Access to a reliable supply of safe drinking water is a fundamental human need. Now, faced with the COVID-19 global health emergency and two recent back-to-back devastating hurricanes in Central America, safe water is crucial to survival. The people we serve in Honduras and Nicaragua are navigating similar challenges as many of us while also struggling with the difficulties they faced before the pandemic: for many, the lack of access to safe water and hygiene and the lack of basic infrastructure to handle a health emergency.
Since the onset of the pandemic, there has been a growing need for our safe water solutions across Central America. We have adapted the way we work in the field under new, extraordinary conditions, and are working hard to meet the increased demand and to help slow the spread of the virus in already vulnerable rural communities.
Our team continues to work on the front lines in over 1,500 communities across Honduras and Nicaragua to ensure there is ongoing access to safe drinking water. We provide drinking water purification for communities, distribute chlorine tablets to treat harmful bacteria in water sources, and provide technical support, and education on health and hygiene to prevent the spread of COVID-19. Unfortunately, many of these communities lack the healthcare infrastructure needed to fight COVID-19, making safe water even more important to keep families safe from waterborne diseases and allow for proper hand washing and hygiene to stop the spread of the virus.
Furthermore, the devastating flooding and destruction that resulted from two back-to-back hurricanes that struck Central America have further amplified the great need for safe drinking water in the communities we serve. Now more than ever before, safe water saves lives.
Siemens Stiftung: In general, how have you and your team been able to manage the uncertainties and challenges that have come with the COVID-19 pandemic so far? Both personally and from a business angle.
EOS: When the global pandemic first hit Nicaragua and Honduras, it took us a month or so to figure out how we could operate. Due to the nature of our technical assistance and water quality work in rural communities, the Ministry of Health gave us critical health passes, allowing us to travel outside of the city lockdown to complete our work. We also got creative in our monitoring, and leveraging text messaging and video calls to provide remote assistance, take water tests, while maintaining communication with our rural communities. Having an established network of 1,500 rural communities prior to the pandemic, we saw an opportunity to inform these communities on coronavirus updates – especially early on when the transmission methods were still relatively unknown. After the first 4-6 weeks of the pandemic arriving, and the initial surprise had passed, the community demand for improvements in their water system increased significantly. Rural communities were expressing interest to rehabilitate older systems, and there was an increase in chlorine tablet distribution, which we attribute to the general awareness that was raised as a result of the global pandemic.

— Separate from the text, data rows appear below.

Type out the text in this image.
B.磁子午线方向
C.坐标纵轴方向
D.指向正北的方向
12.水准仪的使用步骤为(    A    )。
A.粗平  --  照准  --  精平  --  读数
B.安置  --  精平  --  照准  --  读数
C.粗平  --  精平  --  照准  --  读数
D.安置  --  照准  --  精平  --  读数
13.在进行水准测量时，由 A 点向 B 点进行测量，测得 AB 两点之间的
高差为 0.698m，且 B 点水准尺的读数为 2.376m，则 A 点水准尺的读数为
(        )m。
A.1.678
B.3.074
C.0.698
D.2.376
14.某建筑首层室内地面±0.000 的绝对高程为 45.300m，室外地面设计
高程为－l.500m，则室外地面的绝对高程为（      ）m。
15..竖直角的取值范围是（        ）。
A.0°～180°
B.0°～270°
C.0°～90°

Siemens Stiftung: Have you been able to continue operating like you were prior to the pandemic? If so, could you elaborate on reasons for your steady success throughout this time? If not, what changes have you made in order to remain in operation?
EOS: Our operations slowed when the pandemic first arrived in Nicaragua and Honduras. We sent all of our staff to work from home. Working from home, for our staff, is not a common thing in Nicaragua or Honduras without in-home internet, accessible laptops, and power outages, and took some adjustments to make it work. After the initial surprise passed, and we had protocols in place to protect our staff and community members, we were able to resume operations including our community visits. The pandemic also gave us the opportunity to evaluate the value of making an in-person visit versus just making a remote call. Our team still knows the value of a face-to-face visit, but we got into the rhythm of only doing this, and the pandemic forced us to re-evaluate and leverage technology to help bridge the gap when possible.
As mentioned, approximately 8 months after pandemic arrived, our Nicaragua and Honduras were hit with back-to-back hurricanes, causing heavy rains that destroyed roads, bridges, and a lot of damage to rural drinking water systems. Again, our team had to postpone and travel to rural communities until the roads dried up, boulders and trees were removed, and they were again passable, delaying our travel by an additional 2-3 weeks. We fortunately were able to fall back on the virtual communications that we leveraged at the beginning of the pandemic.
Throughout all that 2020 threw at us, as an organization, we are fortunate to be in a sector that was critical, allowing us to maintain and even expand our operations. I am really proud of our team on the front lines, who have had to adjust and re-adjust their plans to continue operating and get through all the challenges we saw in 2020.
Siemens Stiftung: Do you expect there to be any long-term changes for your social business because of the pandemic? If so/not, how do you see it benefiting your work in the long run?
EOS: I feel as though the pandemic has brought an increased awareness around public health and basic needs such as safe drinking water. This awareness has influenced rural communities to take additional action to ensure their water is safe to drink.